As France sinks deeper into political instability, its borrowing costs are rising. Ten-year bond yields have risen above those of Spain, Portugal and Greece, countries once at the heart of the eurozone debt crisis, and are now approaching those of Italy. An increasingly stressed economy is at odds with the image of a European strongman that Macron has sought to project. And yet the current instability can be traced back to Macron’s dramatic decision to call early elections last year. Angered by the extraordinary results of the far-right National Rally in the European elections in May 2024, the French president forced a parliamentary vote in which his party lost seats to the far right and the far left, leaving France with a divided Assembly. But it didn’t have to be this way. The Fifth Republic, established by President de Gaulle in 1958, was designed to end the chronic instability that had plagued France’s Third and Fourth Republics in the early 20th century. The new constitution gave broad powers to the executive and created a majority system to avoid short-lived governments. As a result, for decades, two main parties on the left and right alternated in power. Macron shattered that order in 2017, becoming the first president elected without the support of either of the established major political parties. Re-elected in 2022, he quickly lost his parliamentary majority as voters flocked to the extremes. Two years of fragile rule followed, with Macron repeatedly forced to invoke Article 49.3 of the constitution, pushing through legislation without a vote, causing growing discontent among opposition lawmakers and much of the French public. In the 2024 snap election, the left won the most seats in the second round, but still fell short of a majority as the far right dominated the first. But their hopes of forming a minority government were dashed when Macron refused to accept their choice of prime minister. Unlike Germany or Italy, France has no tradition of coalition building; its politics have been shaped for more than 60 years by a system dominated by the presidency.
What comes next?
If Bayrou falls, pressure on Macron to resign will intensify, even though he has vowed to serve out his term.
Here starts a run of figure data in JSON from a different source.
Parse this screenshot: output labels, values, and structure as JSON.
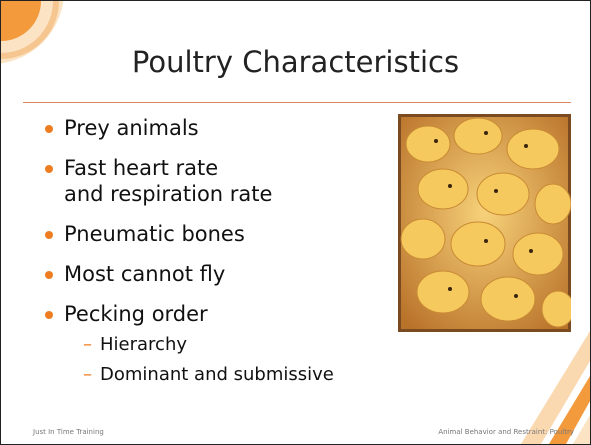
{
  "slide": {
    "title": "Poultry Characteristics",
    "bullets": [
      {
        "lines": [
          "Prey animals"
        ]
      },
      {
        "lines": [
          "Fast heart rate",
          "and respiration rate"
        ]
      },
      {
        "lines": [
          "Pneumatic bones"
        ]
      },
      {
        "lines": [
          "Most cannot fly"
        ]
      },
      {
        "lines": [
          "Pecking order"
        ],
        "sub": [
          "Hierarchy",
          "Dominant and submissive"
        ]
      }
    ],
    "footer": {
      "left": "Just In Time Training",
      "right": "Animal Behavior and Restraint: Poultry"
    }
  }
}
Marine Le Pen, the far-right, is demanding that he dissolve parliament, but new elections would almost certainly strengthen her party and further fragment parliament.
Another path would be for Macron to appoint a caretaker government while he considers a successor, with Armed Forces Minister Sébastien Lecornu and Justice Minister Gérald Darmanin among the leading candidates in what is likely to be a poisoned chalice. The problem is that after three failed centrist prime ministers, the opposition parties are in no mood to give each other a chance. Both the far right and the far left have signaled they will seek a vote of no confidence immediately. Another option would be to appoint a prime minister from another political family, but a choice on the right would be blocked by the left and vice versa.
The political climate is bleak. In the event of another snap parliamentary election, a recent Elabe poll suggests that the National Rally would come out on top, with the left coming in second and the center a distant third.